92060’s official descriptor: “Sensorimotor examination with multiple measurements of ocular deviation (e.g., restrictive or paretic muscle with diplopia) with interpretation and report (separate procedure).”
When is 92060 billed? This test goes beyond the basic sensorimotor test that is performed in a standard eye exam. It is performed for conditions such as strabismus, nystagmus, amblyopia, torticollis, and craniofacial syndromes, among others.
Common questions about 92060. The following questions have been asked by attendees at AAOE’s Codequest events (aao.org/codequest) and during the American Association of Pediatric Ophthalmology and Strabismus (AAPOS) annual coding sessions.
Frequently Asked Questions
Q. What are the documentation requirements?
A.You must document multiple measurements of ocular alignment in different fields of gaze and/or at different distances. You also need to document a sensory test—such as stereo rings, stereo fly, and/or the Worth 4-dot test.
Q. What if the patient, due to age or diminished mental capacity, is unable to perform the sensory component of the sensorimotor exam?
A. When patients aren’t able to fulfill the sensory component, documenting the reason why they were not able to do so would enable you to still meet the criteria for billing this code.
Q. If you bill for an E/M code or an Eye visit code, can you also bill for a 92060 sensorimotor exam that is performed on the same day?
A. For Medicare and commercial plans that follow Medicare’s rules, yes. The 92060 exam is much more detailed than the brief sensorimotor exam that is performed as one of the 12 elements of an E/M or Eye visit code. However, due to the 92060 descriptor’s “separate procedure” language, some commercial payers will not cover any other service the same day.
Q. When an orthoptist or technician performs a sensorimotor exam at the request of an ophthalmologist, does the physician have to be onsite?
A. For Medicare patients, CMS assigns general supervision to the code’s technical component. General supervision means that the procedure is performed under the physician’s overall direction and control, but the physician doesn’t have to be present in the office when the service is provided. However, commercial plans that don’t follow CMS’ rules only recognize direct supervision, which means that a physician of the practice must be onsite when the service is performed.

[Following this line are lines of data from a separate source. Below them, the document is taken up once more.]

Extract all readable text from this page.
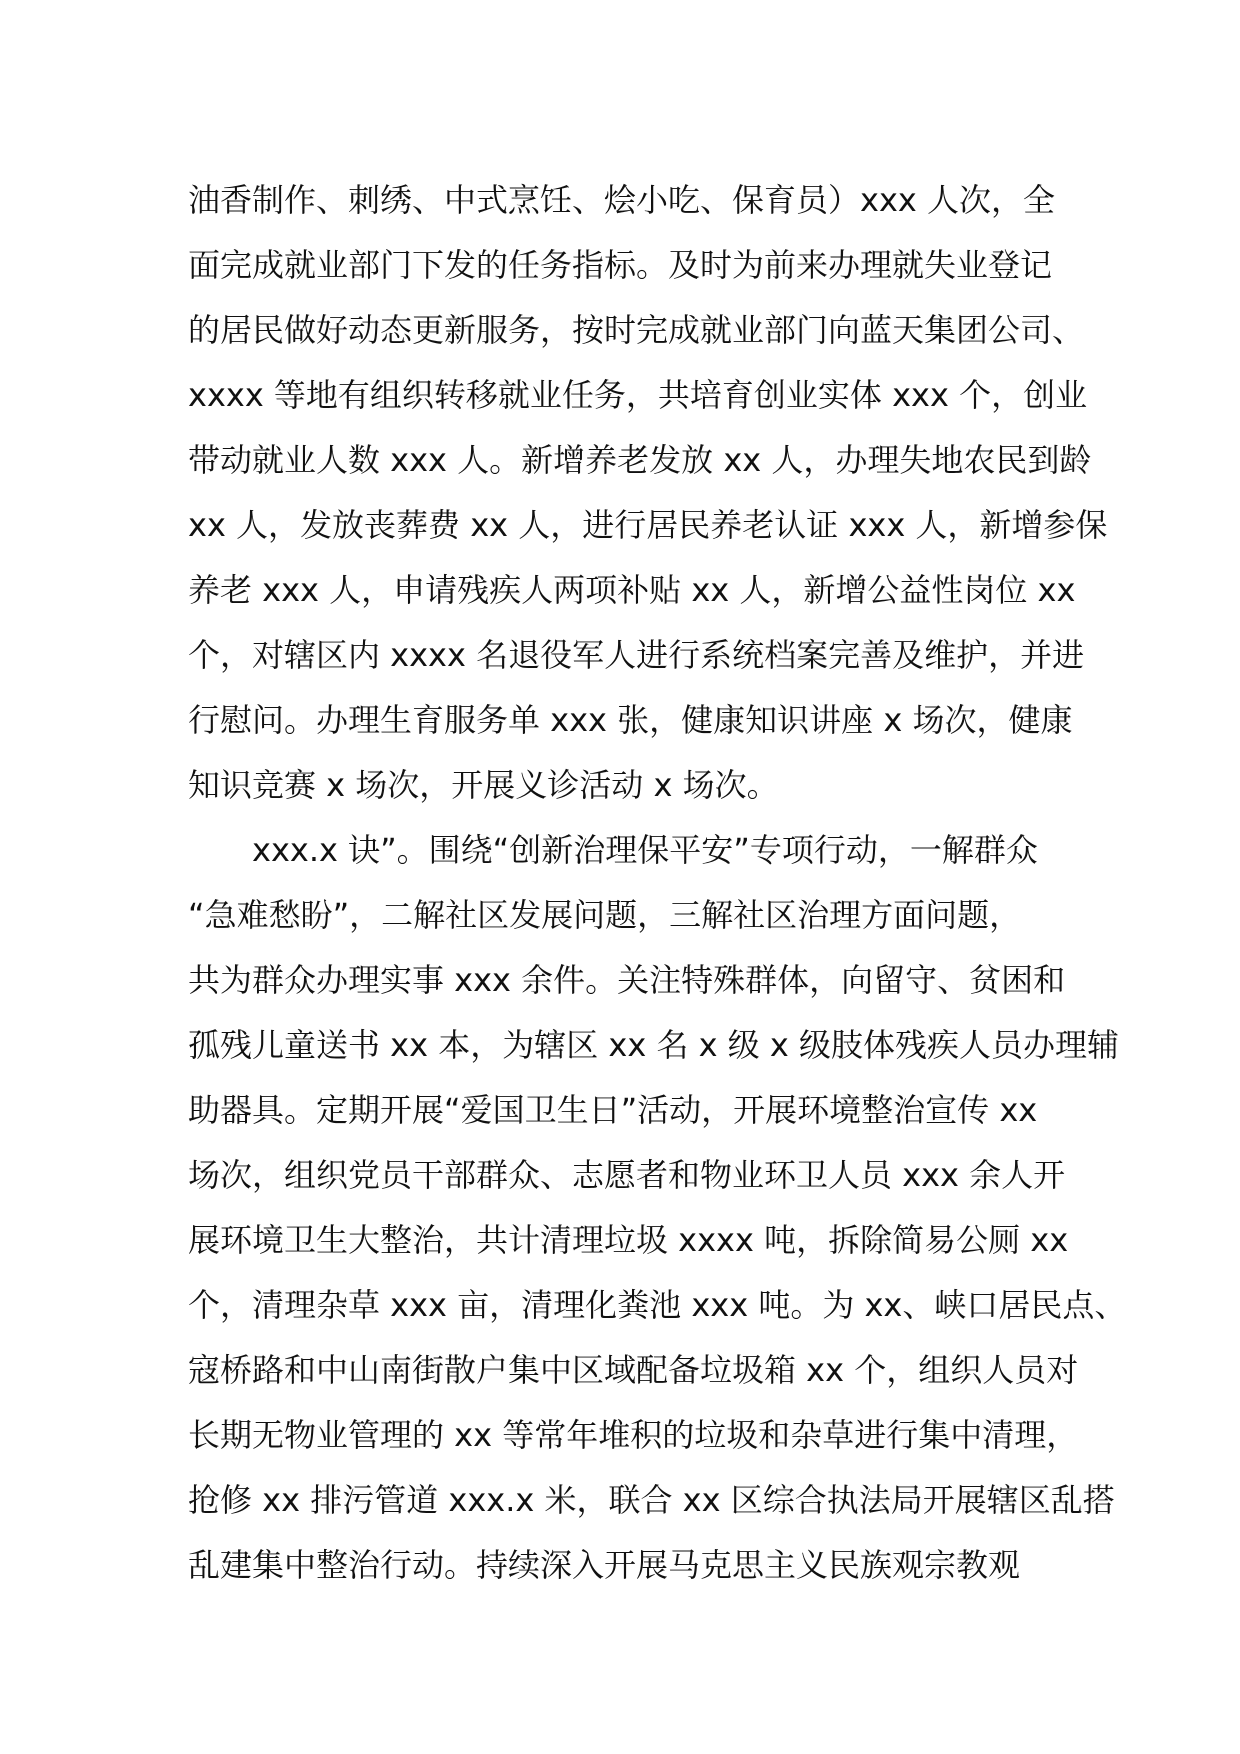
油香制作、刺绣、中式烹饪、烩小吃、保育员）xxx 人次，全
面完成就业部门下发的任务指标。及时为前来办理就失业登记
的居民做好动态更新服务，按时完成就业部门向蓝天集团公司、
xxxx 等地有组织转移就业任务，共培育创业实体 xxx 个，创业
带动就业人数 xxx 人。新增养老发放 xx 人，办理失地农民到龄
xx 人，发放丧葬费 xx 人，进行居民养老认证 xxx 人，新增参保
养老 xxx 人，申请残疾人两项补贴 xx 人，新增公益性岗位 xx
个，对辖区内 xxxx 名退役军人进行系统档案完善及维护，并进
行慰问。办理生育服务单 xxx 张，健康知识讲座 x 场次，健康
知识竞赛 x 场次，开展义诊活动 x 场次。
　　xxx.x 诀”。围绕“创新治理保平安”专项行动，一解群众
“急难愁盼”，二解社区发展问题，三解社区治理方面问题，
共为群众办理实事 xxx 余件。关注特殊群体，向留守、贫困和
孤残儿童送书 xx 本，为辖区 xx 名 x 级 x 级肢体残疾人员办理辅
助器具。定期开展“爱国卫生日”活动，开展环境整治宣传 xx
场次，组织党员干部群众、志愿者和物业环卫人员 xxx 余人开
展环境卫生大整治，共计清理垃圾 xxxx 吨，拆除简易公厕 xx
个，清理杂草 xxx 亩，清理化粪池 xxx 吨。为 xx、峡口居民点、
寇桥路和中山南街散户集中区域配备垃圾箱 xx 个，组织人员对
长期无物业管理的 xx 等常年堆积的垃圾和杂草进行集中清理，
抢修 xx 排污管道 xxx.x 米，联合 xx 区综合执法局开展辖区乱搭
乱建集中整治行动。持续深入开展马克思主义民族观宗教观
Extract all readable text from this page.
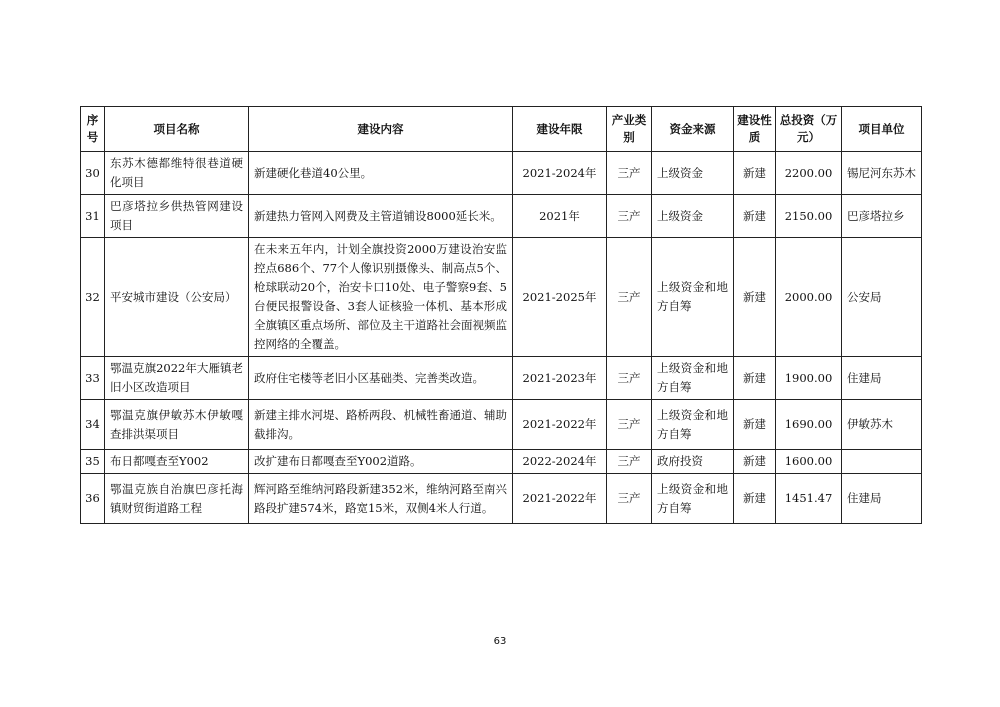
序号	项目名称	建设内容	建设年限	产业类别	资金来源	建设性质	总投资（万元）	项目单位
30	东苏木德都维特很巷道硬化项目	新建硬化巷道40公里。	2021-2024年	三产	上级资金	新建	2200.00	锡尼河东苏木
31	巴彦塔拉乡供热管网建设项目	新建热力管网入网费及主管道铺设8000延长米。	2021年	三产	上级资金	新建	2150.00	巴彦塔拉乡
32	平安城市建设（公安局）	在未来五年内，计划全旗投资2000万建设治安监控点686个、77个人像识别摄像头、制高点5个、枪球联动20个，治安卡口10处、电子警察9套、5台便民报警设备、3套人证核验一体机、基本形成全旗镇区重点场所、部位及主干道路社会面视频监控网络的全覆盖。	2021-2025年	三产	上级资金和地方自筹	新建	2000.00	公安局
33	鄂温克旗2022年大雁镇老旧小区改造项目	政府住宅楼等老旧小区基础类、完善类改造。	2021-2023年	三产	上级资金和地方自筹	新建	1900.00	住建局
34	鄂温克旗伊敏苏木伊敏嘎查排洪渠项目	新建主排水河堤、路桥两段、机械牲畜通道、辅助截排沟。	2021-2022年	三产	上级资金和地方自筹	新建	1690.00	伊敏苏木
35	布日都嘎查至Y002	改扩建布日都嘎查至Y002道路。	2022-2024年	三产	政府投资	新建	1600.00	
36	鄂温克族自治旗巴彦托海镇财贸街道路工程	辉河路至维纳河路段新建352米，维纳河路至南兴路段扩建574米，路宽15米，双侧4米人行道。	2021-2022年	三产	上级资金和地方自筹	新建	1451.47	住建局
63
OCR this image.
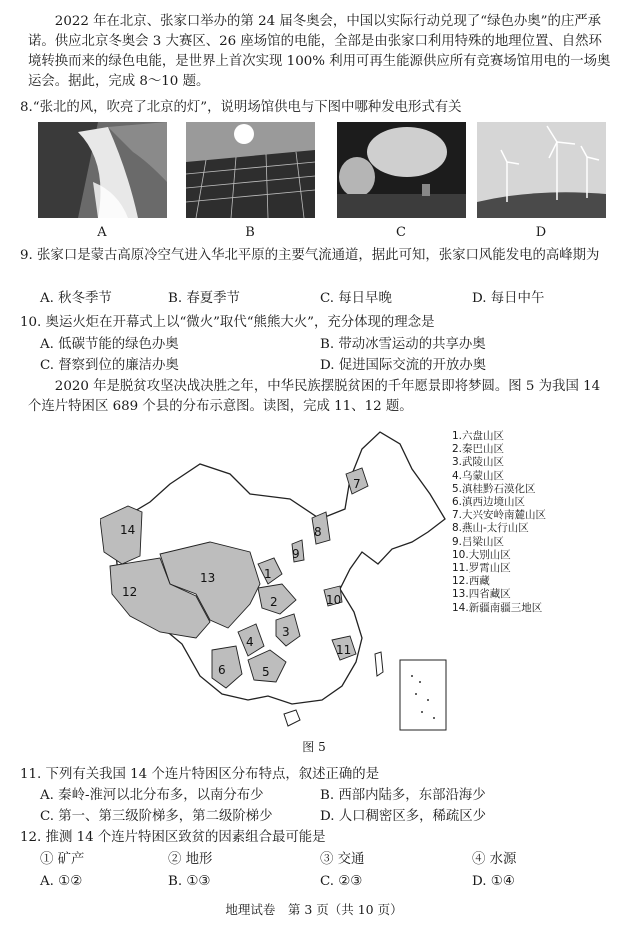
2022 年在北京、张家口举办的第 24 届冬奥会，中国以实际行动兑现了“绿色办奥”的庄严承诺。供应北京冬奥会 3 大赛区、26 座场馆的电能，全部是由张家口利用特殊的地理位置、自然环境转换而来的绿色电能，是世界上首次实现 100% 利用可再生能源供应所有竞赛场馆用电的一场奥运会。据此，完成 8～10 题。
8.“张北的风，吹亮了北京的灯”，说明场馆供电与下图中哪种发电形式有关
A	B	C	D
9. 张家口是蒙古高原冷空气进入华北平原的主要气流通道，据此可知，张家口风能发电的高峰期为
A. 秋冬季节	B. 春夏季节	C. 每日早晚	D. 每日中午
10. 奥运火炬在开幕式上以“微火”取代“熊熊大火”，充分体现的理念是
A. 低碳节能的绿色办奥	B. 带动冰雪运动的共享办奥
C. 督察到位的廉洁办奥	D. 促进国际交流的开放办奥
2020 年是脱贫攻坚决战决胜之年，中华民族摆脱贫困的千年愿景即将梦圆。图 5 为我国 14 个连片特困区 689 个县的分布示意图。读图，完成 11、12 题。
14
13
12
1
2
3
4
5
6
7
8
9
10
11
1.六盘山区
2.秦巴山区
3.武陵山区
4.乌蒙山区
5.滇桂黔石漠化区
6.滇西边境山区
7.大兴安岭南麓山区
8.燕山-太行山区
9.吕梁山区
10.大别山区
11.罗霄山区
12.西藏
13.四省藏区
14.新疆南疆三地区
图 5
11. 下列有关我国 14 个连片特困区分布特点，叙述正确的是
A. 秦岭-淮河以北分布多，以南分布少	B. 西部内陆多，东部沿海少
C. 第一、第三级阶梯多，第二级阶梯少	D. 人口稠密区多，稀疏区少
12. 推测 14 个连片特困区致贫的因素组合最可能是
① 矿产	② 地形	③ 交通	④ 水源
A. ①②	B. ①③	C. ②③	D. ①④
地理试卷　第 3 页（共 10 页）
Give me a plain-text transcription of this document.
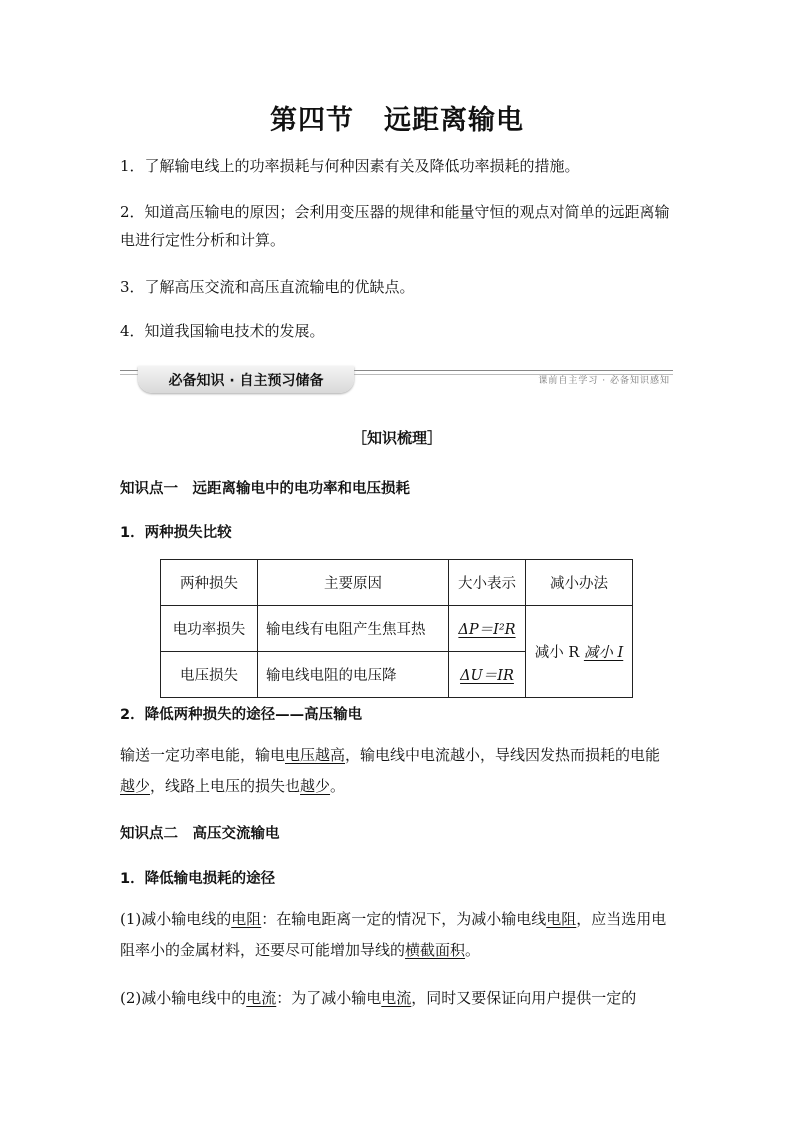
第四节 远距离输电
1．了解输电线上的功率损耗与何种因素有关及降低功率损耗的措施。
2．知道高压输电的原因；会利用变压器的规律和能量守恒的观点对简单的远距离输电进行定性分析和计算。
3．了解高压交流和高压直流输电的优缺点。
4．知道我国输电技术的发展。
必备知识 · 自主预习储备	课前自主学习 · 必备知识感知
［知识梳理］
知识点一　远距离输电中的电功率和电压损耗
1．两种损失比较
两种损失	主要原因	大小表示	减小办法
电功率损失	输电线有电阻产生焦耳热	ΔP＝I²R	减小 R 减小 I
电压损失	输电线电阻的电压降	ΔU＝IR	
2．降低两种损失的途径——高压输电
输送一定功率电能，输电电压越高，输电线中电流越小，导线因发热而损耗的电能越少，线路上电压的损失也越少。
知识点二　高压交流输电
1．降低输电损耗的途径
(1)减小输电线的电阻：在输电距离一定的情况下，为减小输电线电阻，应当选用电阻率小的金属材料，还要尽可能增加导线的横截面积。
(2)减小输电线中的电流：为了减小输电电流，同时又要保证向用户提供一定的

Q. Does the National Correct Coding Initiative (NCCI) bundle any other service with the sensorimotor exam?
A. CPT codes 99211, 99446, 99447, 99448, 99449, 99451, and 99452 are bundled with 92060.
Q. Often, a few days before strabismus surgery, the surgeon sees the patient to take last-minute measurements. What is the appropriate way to code this encounter?
A. If you already performed the eye exam that determined the need for surgery, you can’t bill for a second E/M code or Eye visit code at this patient encounter. However, when documentation supports the performance of the sensorimotor exam, and it is done more than one day before the strabismus surgery, you can submit CPT code 92060. For major surgeries, such as strabismus surgery, exams performed the day before surgery are not separately billable, as they are included in the surgery’s global package.
Suppose you use this last-minute patient encounter as an opportunity to discuss the risks and benefits of the surgery with the patient; there would be no separate reimbursement for that discussion, since it was included in your payment for the original exam that you performed to determine the need for surgery.